Let $\varphi: \mathbb Q \rightarrow \mathbb Z$ suppose that $\varphi$ is non-trivial. Let $n$ be the smallest positive integer in $\mathrm{im}\; \varphi$. Pick $a/b \in \varphi^{-1}(n)$. Then

$$n=\varphi(a/b)=\varphi(a/2b+a/2b)=\varphi(a/2b)+\varphi(a/2b),$$

so $\varphi(a/2b)=n/2$, but this is impossible because $n$ was the smallest positive integer in the image. Thereby no non-trivial homomorphisms exist.

Solution 2:

$\,\Bbb Q\,$ is a divisible group , so is any of its homomorphic images.

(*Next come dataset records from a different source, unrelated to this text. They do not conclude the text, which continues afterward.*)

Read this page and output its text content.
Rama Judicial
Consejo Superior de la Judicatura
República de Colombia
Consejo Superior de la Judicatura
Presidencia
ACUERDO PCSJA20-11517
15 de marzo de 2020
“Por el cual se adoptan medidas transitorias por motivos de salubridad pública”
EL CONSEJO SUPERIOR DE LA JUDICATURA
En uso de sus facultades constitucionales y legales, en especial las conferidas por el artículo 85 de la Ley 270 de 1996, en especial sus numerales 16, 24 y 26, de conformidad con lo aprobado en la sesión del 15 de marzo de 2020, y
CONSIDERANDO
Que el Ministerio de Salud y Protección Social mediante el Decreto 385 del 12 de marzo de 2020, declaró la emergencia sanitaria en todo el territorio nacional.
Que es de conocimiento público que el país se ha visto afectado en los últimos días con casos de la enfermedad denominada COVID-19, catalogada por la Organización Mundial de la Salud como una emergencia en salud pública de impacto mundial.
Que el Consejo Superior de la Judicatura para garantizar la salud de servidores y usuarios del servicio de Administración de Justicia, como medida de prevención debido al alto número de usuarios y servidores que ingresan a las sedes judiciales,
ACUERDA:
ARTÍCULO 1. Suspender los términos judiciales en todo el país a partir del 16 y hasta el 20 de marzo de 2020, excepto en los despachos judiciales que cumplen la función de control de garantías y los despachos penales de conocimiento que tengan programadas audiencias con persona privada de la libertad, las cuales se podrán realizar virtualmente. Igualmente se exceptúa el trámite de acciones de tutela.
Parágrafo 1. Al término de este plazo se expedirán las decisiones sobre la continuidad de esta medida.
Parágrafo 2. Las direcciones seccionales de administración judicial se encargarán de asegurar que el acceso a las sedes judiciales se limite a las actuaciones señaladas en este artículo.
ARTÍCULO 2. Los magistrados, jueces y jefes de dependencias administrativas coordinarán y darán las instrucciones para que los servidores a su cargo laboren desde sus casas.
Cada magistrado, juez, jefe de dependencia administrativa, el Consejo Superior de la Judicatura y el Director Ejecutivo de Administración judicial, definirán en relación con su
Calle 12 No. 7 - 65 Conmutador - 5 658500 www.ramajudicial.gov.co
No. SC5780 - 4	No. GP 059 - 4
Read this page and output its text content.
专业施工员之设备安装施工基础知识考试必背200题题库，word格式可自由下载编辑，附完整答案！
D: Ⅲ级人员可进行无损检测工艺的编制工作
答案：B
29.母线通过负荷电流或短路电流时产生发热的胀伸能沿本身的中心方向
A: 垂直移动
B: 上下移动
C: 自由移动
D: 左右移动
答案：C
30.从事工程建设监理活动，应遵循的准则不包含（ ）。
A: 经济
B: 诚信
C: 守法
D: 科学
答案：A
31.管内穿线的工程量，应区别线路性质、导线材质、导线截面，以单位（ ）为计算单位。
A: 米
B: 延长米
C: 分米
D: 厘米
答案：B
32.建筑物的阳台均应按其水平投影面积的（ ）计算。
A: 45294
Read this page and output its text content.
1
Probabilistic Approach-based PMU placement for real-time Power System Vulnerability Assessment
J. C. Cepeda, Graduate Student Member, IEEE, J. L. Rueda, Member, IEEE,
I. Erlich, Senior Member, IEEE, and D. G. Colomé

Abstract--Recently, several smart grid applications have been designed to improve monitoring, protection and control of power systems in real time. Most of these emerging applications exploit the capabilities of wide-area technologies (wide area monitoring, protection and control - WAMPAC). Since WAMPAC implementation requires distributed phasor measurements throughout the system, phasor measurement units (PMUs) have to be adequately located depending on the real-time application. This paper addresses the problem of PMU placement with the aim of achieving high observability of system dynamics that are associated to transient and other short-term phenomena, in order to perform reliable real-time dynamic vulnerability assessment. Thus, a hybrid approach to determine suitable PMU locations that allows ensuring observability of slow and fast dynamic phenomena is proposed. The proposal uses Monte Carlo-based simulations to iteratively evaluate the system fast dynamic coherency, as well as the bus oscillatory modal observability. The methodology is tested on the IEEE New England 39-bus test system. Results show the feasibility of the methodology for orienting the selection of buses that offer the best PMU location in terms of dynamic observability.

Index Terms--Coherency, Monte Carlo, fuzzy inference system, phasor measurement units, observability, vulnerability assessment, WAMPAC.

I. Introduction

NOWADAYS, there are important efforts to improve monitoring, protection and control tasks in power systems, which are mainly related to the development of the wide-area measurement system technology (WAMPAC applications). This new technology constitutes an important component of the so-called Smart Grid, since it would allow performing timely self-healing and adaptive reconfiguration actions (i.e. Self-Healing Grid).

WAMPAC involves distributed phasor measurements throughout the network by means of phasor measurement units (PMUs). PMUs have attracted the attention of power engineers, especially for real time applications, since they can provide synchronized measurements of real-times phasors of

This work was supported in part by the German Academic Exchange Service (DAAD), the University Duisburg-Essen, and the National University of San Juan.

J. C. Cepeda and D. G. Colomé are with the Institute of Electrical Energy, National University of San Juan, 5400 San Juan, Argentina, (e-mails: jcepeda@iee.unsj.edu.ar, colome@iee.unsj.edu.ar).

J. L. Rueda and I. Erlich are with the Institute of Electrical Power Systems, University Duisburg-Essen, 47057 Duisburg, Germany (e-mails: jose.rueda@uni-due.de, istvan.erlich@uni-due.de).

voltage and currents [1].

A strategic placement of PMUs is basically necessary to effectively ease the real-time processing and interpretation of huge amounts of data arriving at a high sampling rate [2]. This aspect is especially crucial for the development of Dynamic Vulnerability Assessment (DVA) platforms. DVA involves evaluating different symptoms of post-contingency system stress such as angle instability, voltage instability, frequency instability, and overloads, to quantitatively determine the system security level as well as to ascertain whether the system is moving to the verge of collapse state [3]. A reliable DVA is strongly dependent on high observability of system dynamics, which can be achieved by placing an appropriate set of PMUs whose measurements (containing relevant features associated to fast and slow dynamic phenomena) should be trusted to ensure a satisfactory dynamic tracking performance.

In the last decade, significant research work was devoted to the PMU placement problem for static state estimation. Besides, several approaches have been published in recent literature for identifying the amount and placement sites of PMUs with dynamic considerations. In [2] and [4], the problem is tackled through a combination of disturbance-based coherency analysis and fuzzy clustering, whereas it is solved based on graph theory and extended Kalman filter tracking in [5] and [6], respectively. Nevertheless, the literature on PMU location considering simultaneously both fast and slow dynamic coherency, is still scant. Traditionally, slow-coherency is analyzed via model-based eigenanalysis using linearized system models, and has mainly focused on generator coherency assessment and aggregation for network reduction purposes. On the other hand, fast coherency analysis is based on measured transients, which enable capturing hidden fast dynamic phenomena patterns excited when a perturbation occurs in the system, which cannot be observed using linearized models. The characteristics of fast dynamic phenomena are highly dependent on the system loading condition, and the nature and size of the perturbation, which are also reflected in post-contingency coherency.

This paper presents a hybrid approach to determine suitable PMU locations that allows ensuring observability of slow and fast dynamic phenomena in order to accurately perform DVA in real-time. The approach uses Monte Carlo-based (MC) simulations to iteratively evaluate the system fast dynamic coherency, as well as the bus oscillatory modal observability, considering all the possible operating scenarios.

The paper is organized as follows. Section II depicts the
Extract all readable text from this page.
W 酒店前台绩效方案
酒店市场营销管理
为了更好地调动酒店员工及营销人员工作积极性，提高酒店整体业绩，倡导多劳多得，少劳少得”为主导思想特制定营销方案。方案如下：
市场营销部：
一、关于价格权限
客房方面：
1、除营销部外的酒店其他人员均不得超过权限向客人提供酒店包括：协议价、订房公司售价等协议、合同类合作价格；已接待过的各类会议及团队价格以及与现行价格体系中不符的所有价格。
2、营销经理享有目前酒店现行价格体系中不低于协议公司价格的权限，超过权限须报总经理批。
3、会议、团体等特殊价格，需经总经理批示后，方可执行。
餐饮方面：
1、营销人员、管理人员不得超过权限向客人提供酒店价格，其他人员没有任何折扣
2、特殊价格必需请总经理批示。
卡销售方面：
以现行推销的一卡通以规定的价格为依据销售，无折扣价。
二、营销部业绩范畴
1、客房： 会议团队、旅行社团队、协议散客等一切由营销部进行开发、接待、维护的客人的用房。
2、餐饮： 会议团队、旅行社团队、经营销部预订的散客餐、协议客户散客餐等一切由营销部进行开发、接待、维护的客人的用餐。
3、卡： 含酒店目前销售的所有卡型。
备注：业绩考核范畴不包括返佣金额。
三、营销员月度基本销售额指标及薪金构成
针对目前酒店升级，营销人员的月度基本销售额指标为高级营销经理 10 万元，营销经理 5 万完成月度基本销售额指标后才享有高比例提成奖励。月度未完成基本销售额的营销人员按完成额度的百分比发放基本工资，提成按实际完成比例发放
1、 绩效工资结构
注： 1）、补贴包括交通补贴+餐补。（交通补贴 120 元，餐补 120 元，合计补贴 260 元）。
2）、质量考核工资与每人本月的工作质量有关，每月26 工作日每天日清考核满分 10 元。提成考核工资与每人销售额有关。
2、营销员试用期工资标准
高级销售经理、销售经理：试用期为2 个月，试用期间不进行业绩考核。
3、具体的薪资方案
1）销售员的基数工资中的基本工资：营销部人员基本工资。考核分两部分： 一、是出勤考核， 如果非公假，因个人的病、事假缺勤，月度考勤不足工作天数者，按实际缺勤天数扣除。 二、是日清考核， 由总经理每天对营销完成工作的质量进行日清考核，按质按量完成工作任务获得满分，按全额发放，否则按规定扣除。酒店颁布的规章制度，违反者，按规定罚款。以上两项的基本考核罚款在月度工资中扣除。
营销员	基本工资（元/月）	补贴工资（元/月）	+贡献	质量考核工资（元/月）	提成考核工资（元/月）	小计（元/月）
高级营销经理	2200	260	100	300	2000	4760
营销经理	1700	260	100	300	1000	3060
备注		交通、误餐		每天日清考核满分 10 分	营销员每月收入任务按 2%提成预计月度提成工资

But $\,\Bbb Z\,$ is not a divisible group (why?) , so it must be that the image of any group homomorphism $\,\Bbb Q\to\Bbb Z\,$ is the trivial subgroup (which, BTW, is the only finite group which is divisible and the only subgroup of $\,\Bbb Z\,$ that is divisible), and thus $\,\operatorname{Hom}_{\Bbb Z}(\Bbb Q,\Bbb Z)=0\,$